ID:1623178
 
(See the best response by Ter13.)
In our codebase, we have a system where players can choose their body colour and it get's applied to their mob's base sprite using ICON_ADD.

ICON_ADD is terrible since it adds a heavy white bias to the mob's appearance, because it basically takes the two RGB values and adds them. The person who implemented the system ended up darkening all the base sprites to compensate, but this is unsatisfactory as it reduces the amount of dynamic range available for showing details on the sprite.

Someone with more knowledge in graphics suggested we use ICON_MULTIPLY instead, but I'm a little unsure about it because I don't understand how it works.

How is it possible to multiply two RGB values and remain within the 8-bit channel range? Does it rescale the values after multiplication? How does it do so? Square root? Linear rescaling?
Best response
The way multiply works, is that it interprets the Red, Green, and Blue color channels as decimals between 0 and 1.

So 255 would be 1, and 0 would be 0.

The math works out to be:

(source / 255) * (target / 255) * 255


or shorthand:

source * target / 255
Ah, I see it would introduce a black bias then, because of the way multiplying numbers less than 1 always tends to zero.

Also if you blend two identical colours this way, you get a darker colour.

Still, it seems better than adding RGB colours by a long shot.

Do you know if there is a way to implement a custom colour blend mode? I'm thinking taking the square root of the product of the two colours would be much better.
MapColors would be your best bet for better control, but as with any function LummoxJR has introduced to the software suite, it's as powerful as it is difficult to understand.
Just to make sure I understand MapColors right, it replaces each channel in the new colour with a weighted sum of the channels of the old colour?

So r_new = rr*r_old + rg*g_old + rb*b_old + ra*a_old + r0, etc?

Or to put it another way,

if colour_new and colour_old are vectors (r,g,b,a), then:

colour_new = M*colour_old + (r0, b0, g0, a0)

where M is the matrix:
[ rr, rg, rb, ra ]
[ gr, gg, gb, ga ]
[ br, bg, bb, ba ]
[ ar, ag, ab, aa ]


Do I understand this correctly?

I'm not so sure if this will work for my purposes, as what I want to do is make (r,g,b,a) a function of the old colour and the colour being blended in.
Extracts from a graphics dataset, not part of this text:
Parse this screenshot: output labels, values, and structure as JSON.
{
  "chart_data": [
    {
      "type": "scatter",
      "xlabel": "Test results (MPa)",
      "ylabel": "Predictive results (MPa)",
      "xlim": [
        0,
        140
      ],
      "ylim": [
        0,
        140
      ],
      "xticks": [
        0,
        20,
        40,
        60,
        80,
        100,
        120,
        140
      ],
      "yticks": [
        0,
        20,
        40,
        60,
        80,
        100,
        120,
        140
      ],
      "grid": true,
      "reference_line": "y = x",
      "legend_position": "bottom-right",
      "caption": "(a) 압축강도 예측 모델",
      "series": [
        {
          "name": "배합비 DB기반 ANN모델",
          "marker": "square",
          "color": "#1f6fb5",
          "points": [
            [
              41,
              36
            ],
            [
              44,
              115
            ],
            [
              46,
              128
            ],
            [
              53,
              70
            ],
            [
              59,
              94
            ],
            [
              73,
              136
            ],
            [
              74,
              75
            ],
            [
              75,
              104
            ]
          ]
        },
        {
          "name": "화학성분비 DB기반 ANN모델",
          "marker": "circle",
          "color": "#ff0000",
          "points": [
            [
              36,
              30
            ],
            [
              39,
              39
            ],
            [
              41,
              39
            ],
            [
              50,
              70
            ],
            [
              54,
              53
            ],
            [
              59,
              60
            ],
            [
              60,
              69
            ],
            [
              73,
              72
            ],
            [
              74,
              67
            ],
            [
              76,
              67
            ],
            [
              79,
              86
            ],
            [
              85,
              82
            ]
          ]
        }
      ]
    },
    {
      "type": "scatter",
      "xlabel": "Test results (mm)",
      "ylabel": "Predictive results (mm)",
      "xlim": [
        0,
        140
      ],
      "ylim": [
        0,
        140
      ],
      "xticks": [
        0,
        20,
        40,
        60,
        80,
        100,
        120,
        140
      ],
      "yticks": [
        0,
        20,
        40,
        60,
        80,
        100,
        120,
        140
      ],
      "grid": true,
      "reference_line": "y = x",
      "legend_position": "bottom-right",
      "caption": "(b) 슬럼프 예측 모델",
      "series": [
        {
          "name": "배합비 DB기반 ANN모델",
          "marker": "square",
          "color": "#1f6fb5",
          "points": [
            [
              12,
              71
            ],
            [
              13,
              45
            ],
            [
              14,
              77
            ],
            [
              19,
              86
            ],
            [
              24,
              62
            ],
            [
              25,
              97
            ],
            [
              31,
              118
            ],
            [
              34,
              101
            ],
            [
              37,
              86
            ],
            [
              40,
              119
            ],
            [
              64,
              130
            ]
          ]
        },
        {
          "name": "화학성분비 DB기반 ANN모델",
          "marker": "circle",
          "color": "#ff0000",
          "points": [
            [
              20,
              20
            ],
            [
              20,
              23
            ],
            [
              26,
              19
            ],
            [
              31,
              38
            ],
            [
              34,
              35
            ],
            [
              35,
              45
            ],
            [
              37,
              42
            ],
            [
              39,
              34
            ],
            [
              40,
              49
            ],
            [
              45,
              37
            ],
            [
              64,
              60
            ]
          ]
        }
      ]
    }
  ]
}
Unless there is a way I can pass in a function to MapColors and have it use that as the elements of M.
To be honest, MapColors is beyond even me.
Alright. I just wish there was a way to blend colours that resulted in each channel having the square root of the product of that channel from two colours.

That way I wouldn't have to go and modify all of our icons to support colour blending. It also seems like it would be more useful than the current ICON_MULTIPLY in general, as it has the nice property of keeping the colour unchanged when two identical colours are blended together.
LummoxJR wrote a library with some uses of MapColors(). The ColorTone() proc in particular may do about what you want:

http://www.byond.com/developer/LummoxJR/IconProcs
http://www.byond.com/forum/?post=51608
Thanks, I'll try it out.

Edit:

ColorTone() appears to greyscale an image before applying the colour, which makes the icon monochrome. Not really what I want, but the source code is available so perhaps it can give me some ideas.